The environmental groups argue that PMRA’s course of conduct in initially registering and then subsequently renewing the registrations of the neonicotinoid pesticides without sufficient information and justification determining whether or not the environmental risks are acceptable represents an unlawful practice. The case also challenges the PMRA’s failure to consult the public as required by the Pest Control Products Act.
The environmental groups claim that in approximately 79 cases, PMRA requested more information and field studies on the neonicotinoids and then proceeded, absent the information requested, to grant the conditional registrations. The conditional registrations were then repeatedly renewed despite the PMRA still not being provided the information requested.
On April 11, 2018 the Federal Court confirmed that the lawsuit launched by the environmental groups can proceed to a full hearing notwithstanding the repeated attempts by the federal government and manufacturing companies to have the case dismissed. Justice Catherine Kane of the Federal Court upheld an earlier decision of the Federal Court allowing the case brought by the environmental groups to proceed.
The continued use of neonicotinoids is an international issue. Earlier this year the European Union brought forward compelling information seeking a total ban on neonicotinoid bee-harming pesticides.
Upon review of the information provided, on April 27, 2018 the European Union (“EU”) voted to ban the use of neonicotinoid pesticides on outdoor crops. A report released by the European Food Safety Authority (“EFSA”) concluded that “most uses of neonicotinoid pesticides represent a risk to wild bees and honeybees.” The EU regulations ban the use of imidacloprid, clothianidin and thiamethoxam on outdoor crops in EU member states. However, the indoor use of the neonicotinoids, in greenhouses, was not found to have the same harmful effects on honeybees and wild bees and as result indoor use was not subject to the restriction.
The Environment Secretary for the UK, Michael Gove, expressed support for the ban after reversing the government’s previous position on neonicotinoids stating “we cannot afford to put our pollinator populations at risk.”
The Vermont State Senate, in April 2018, voted 29-0 to ban the use of neonicotinoid pesticides. “Bees and other pollinators are responsible for one in every three bits of food we eat and their decline poses a serious threat to our food supply, environment and agricultural economy in Vermont,” stated Molly Anderson, Professor of Food Studies, Middlebury College.
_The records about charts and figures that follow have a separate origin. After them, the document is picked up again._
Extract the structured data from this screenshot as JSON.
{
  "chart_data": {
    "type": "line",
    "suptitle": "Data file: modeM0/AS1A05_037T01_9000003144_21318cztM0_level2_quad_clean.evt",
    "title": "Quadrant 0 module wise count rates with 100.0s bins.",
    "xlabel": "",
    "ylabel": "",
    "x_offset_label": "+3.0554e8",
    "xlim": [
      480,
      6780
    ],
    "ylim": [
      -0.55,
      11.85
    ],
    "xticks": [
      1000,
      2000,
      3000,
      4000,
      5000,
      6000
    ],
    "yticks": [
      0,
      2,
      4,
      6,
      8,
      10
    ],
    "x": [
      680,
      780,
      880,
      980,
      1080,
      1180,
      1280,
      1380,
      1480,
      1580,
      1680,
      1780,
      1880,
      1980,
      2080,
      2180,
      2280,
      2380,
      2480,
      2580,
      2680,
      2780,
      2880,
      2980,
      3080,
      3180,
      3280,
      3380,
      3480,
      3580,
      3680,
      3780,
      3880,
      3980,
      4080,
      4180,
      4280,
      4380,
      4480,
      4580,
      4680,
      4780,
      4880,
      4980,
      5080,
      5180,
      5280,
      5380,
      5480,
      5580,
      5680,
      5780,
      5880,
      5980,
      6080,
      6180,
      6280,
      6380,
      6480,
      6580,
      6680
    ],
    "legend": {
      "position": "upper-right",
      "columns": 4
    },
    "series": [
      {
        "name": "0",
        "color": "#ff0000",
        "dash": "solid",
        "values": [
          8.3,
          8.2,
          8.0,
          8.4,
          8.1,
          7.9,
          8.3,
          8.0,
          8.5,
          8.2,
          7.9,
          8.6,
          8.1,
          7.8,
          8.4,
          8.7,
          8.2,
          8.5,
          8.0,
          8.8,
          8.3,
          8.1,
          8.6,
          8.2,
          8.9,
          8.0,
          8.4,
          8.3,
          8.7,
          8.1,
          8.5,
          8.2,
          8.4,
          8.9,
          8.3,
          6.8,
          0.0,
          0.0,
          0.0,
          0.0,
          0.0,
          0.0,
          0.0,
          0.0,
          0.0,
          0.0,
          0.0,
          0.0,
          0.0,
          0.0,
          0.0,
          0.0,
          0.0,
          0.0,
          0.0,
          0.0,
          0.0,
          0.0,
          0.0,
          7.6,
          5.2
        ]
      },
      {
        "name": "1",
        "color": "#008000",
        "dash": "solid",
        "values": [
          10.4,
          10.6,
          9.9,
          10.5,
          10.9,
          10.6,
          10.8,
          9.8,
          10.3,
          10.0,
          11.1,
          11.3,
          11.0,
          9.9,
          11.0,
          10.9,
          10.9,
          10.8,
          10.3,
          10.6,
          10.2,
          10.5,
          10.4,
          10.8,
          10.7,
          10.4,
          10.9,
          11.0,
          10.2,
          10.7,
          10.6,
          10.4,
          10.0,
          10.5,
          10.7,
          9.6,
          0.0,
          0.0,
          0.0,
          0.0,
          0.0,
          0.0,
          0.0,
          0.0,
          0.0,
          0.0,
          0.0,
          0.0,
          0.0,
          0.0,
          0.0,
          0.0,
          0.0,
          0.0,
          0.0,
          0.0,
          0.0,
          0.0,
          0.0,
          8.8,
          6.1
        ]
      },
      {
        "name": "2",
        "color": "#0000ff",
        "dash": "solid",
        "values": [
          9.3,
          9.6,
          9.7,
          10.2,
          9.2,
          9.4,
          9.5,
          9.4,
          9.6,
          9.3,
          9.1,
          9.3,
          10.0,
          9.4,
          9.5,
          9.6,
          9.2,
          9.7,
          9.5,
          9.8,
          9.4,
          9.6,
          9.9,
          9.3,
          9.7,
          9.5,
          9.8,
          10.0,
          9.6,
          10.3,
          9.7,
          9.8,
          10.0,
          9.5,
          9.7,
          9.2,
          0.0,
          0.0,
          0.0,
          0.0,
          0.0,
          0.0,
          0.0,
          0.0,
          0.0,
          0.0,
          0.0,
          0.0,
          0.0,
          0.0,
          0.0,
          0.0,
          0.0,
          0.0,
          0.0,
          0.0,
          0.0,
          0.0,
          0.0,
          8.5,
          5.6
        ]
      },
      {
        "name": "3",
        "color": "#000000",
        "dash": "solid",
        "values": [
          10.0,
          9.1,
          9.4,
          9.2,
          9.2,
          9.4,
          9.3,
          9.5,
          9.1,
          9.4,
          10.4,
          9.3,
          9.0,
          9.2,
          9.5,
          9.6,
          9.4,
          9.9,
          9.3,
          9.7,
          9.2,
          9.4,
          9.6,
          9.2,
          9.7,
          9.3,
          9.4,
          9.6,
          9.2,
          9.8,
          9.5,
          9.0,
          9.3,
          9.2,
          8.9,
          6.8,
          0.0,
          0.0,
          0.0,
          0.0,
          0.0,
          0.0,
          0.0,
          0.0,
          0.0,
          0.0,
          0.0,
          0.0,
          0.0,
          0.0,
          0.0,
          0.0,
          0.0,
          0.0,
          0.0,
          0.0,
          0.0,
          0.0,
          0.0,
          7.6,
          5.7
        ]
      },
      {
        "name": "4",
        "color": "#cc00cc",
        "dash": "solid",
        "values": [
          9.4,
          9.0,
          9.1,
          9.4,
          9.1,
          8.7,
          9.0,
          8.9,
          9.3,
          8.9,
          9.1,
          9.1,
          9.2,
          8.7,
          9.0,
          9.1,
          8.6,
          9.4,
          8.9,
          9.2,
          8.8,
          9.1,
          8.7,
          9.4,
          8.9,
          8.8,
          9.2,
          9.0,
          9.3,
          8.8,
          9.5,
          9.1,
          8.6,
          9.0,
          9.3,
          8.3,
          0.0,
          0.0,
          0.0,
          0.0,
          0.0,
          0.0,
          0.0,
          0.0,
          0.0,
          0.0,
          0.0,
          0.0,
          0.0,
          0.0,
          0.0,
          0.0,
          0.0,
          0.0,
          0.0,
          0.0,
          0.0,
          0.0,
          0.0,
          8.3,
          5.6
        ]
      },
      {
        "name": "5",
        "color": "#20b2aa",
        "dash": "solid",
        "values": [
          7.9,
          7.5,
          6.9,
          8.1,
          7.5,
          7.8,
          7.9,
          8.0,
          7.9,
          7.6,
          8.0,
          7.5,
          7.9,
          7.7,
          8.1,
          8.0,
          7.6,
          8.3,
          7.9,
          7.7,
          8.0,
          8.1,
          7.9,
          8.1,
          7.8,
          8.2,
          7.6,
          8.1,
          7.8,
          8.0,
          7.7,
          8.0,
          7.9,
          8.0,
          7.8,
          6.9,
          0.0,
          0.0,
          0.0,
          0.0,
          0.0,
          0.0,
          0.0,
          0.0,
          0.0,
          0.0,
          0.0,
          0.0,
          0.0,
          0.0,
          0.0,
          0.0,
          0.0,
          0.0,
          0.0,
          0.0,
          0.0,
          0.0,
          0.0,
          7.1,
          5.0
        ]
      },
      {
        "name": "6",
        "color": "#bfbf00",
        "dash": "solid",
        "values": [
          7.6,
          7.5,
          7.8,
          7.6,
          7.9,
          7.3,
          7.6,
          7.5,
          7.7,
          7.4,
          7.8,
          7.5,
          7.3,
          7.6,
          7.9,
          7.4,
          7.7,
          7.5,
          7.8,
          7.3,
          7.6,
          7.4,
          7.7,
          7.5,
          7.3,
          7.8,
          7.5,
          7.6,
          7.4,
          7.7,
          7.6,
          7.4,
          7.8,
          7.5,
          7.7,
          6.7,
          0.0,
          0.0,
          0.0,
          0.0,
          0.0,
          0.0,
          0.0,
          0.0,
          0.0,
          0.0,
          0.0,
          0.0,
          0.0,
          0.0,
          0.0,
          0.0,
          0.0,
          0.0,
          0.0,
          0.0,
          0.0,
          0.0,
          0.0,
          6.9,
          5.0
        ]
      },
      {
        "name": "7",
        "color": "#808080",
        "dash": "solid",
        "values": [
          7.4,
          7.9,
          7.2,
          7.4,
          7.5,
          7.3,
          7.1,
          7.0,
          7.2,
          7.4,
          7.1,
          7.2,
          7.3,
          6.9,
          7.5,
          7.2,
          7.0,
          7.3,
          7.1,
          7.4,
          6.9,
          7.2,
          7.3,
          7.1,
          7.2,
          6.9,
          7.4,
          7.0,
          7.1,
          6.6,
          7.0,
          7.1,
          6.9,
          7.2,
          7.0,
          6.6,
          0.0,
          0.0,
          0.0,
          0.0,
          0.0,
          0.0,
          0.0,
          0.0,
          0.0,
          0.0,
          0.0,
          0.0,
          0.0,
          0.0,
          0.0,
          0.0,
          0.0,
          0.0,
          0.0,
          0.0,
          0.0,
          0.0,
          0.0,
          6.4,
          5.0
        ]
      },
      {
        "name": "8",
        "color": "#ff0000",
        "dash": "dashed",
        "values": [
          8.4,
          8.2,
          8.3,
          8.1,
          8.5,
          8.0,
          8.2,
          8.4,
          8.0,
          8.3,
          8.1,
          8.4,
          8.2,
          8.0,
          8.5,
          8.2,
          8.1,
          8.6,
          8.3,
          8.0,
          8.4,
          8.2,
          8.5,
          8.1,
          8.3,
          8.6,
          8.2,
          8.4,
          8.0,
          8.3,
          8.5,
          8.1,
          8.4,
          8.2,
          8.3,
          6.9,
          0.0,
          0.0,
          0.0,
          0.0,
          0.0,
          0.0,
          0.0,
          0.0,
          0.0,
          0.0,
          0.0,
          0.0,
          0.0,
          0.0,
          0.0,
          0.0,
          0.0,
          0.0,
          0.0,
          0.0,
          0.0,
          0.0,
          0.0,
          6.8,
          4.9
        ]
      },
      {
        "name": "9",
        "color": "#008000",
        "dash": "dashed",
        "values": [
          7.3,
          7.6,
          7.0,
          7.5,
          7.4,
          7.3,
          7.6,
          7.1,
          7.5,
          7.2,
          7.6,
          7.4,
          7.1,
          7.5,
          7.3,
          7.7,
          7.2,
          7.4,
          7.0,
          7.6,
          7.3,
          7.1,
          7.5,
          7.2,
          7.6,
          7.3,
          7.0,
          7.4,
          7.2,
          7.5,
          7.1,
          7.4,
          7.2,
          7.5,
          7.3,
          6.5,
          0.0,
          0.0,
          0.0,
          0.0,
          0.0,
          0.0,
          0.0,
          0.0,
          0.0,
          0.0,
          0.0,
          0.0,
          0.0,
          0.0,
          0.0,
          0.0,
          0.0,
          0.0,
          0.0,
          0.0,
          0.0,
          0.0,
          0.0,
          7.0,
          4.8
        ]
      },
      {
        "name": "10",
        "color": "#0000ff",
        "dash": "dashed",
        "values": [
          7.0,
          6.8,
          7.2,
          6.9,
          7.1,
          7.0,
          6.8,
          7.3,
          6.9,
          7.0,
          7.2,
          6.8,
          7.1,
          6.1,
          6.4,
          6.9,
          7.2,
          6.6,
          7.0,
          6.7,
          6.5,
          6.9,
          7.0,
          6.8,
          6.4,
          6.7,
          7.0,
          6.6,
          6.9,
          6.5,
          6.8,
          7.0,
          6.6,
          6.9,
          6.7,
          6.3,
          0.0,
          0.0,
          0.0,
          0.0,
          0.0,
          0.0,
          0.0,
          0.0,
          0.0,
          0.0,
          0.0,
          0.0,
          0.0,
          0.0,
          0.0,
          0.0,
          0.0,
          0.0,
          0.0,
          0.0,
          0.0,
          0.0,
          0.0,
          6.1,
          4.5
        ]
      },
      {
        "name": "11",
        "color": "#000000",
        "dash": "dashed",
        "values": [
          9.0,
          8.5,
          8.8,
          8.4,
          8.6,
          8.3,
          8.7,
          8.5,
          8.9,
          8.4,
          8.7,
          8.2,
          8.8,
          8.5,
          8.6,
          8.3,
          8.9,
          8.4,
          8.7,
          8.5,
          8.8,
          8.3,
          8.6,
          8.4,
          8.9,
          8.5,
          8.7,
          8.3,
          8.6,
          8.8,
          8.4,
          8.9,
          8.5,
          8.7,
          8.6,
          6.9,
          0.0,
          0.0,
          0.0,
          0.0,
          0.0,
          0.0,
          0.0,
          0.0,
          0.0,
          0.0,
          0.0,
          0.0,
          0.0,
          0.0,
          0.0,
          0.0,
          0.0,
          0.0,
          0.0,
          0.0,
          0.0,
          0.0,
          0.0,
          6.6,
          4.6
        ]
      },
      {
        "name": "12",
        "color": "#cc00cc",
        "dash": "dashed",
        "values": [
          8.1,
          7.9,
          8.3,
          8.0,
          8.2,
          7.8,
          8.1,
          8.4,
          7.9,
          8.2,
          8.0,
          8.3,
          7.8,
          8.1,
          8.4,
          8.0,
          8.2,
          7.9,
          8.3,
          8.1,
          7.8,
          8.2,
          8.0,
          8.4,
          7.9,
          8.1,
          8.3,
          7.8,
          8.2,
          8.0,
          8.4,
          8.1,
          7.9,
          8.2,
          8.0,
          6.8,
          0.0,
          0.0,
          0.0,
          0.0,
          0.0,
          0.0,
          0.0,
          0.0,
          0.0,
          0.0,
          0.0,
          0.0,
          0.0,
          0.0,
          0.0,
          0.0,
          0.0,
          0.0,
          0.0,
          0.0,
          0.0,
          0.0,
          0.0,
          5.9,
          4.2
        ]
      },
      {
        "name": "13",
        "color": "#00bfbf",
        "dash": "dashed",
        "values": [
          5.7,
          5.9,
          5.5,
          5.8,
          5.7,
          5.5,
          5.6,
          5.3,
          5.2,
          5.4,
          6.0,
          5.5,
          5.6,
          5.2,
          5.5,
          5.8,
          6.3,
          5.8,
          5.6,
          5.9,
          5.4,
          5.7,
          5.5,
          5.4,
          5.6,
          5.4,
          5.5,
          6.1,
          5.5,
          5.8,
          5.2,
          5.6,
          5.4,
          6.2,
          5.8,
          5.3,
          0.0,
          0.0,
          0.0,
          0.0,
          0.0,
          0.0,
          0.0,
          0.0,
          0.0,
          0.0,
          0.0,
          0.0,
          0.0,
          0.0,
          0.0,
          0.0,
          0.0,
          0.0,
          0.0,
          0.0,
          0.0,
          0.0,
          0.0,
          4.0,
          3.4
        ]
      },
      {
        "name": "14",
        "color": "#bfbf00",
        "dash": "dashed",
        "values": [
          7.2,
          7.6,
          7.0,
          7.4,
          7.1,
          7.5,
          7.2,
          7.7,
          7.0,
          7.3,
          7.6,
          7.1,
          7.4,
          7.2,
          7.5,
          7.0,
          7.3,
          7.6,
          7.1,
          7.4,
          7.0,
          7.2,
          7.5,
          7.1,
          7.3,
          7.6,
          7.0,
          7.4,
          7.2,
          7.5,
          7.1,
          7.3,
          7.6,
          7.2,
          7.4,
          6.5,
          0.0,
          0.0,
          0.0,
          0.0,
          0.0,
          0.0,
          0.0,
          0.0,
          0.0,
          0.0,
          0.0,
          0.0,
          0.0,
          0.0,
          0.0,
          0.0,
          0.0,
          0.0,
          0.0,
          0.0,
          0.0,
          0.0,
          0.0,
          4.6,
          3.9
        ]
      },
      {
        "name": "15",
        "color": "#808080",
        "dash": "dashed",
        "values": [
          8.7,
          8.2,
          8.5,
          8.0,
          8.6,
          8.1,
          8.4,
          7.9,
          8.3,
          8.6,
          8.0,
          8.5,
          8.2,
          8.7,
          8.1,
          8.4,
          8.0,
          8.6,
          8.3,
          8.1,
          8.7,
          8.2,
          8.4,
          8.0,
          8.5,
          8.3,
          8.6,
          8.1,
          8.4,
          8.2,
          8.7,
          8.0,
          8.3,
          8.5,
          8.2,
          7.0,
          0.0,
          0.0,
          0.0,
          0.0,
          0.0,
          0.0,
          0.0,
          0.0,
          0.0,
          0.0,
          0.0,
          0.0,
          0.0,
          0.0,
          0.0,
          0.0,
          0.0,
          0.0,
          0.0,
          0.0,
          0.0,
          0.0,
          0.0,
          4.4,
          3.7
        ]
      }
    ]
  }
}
Earlier this year on February 20, 2018, the Québec Superior Court granted an application on behalf of the beekeepers of Québec for authorization to proceed with a class action against the pesticide manufacturers for damages suffered by the beekeepers as a result of the harm caused by the use of the neonicotinoids. The authorization has been appealed by the chemical manufacturers and the appeal is scheduled to be heard in June 2018.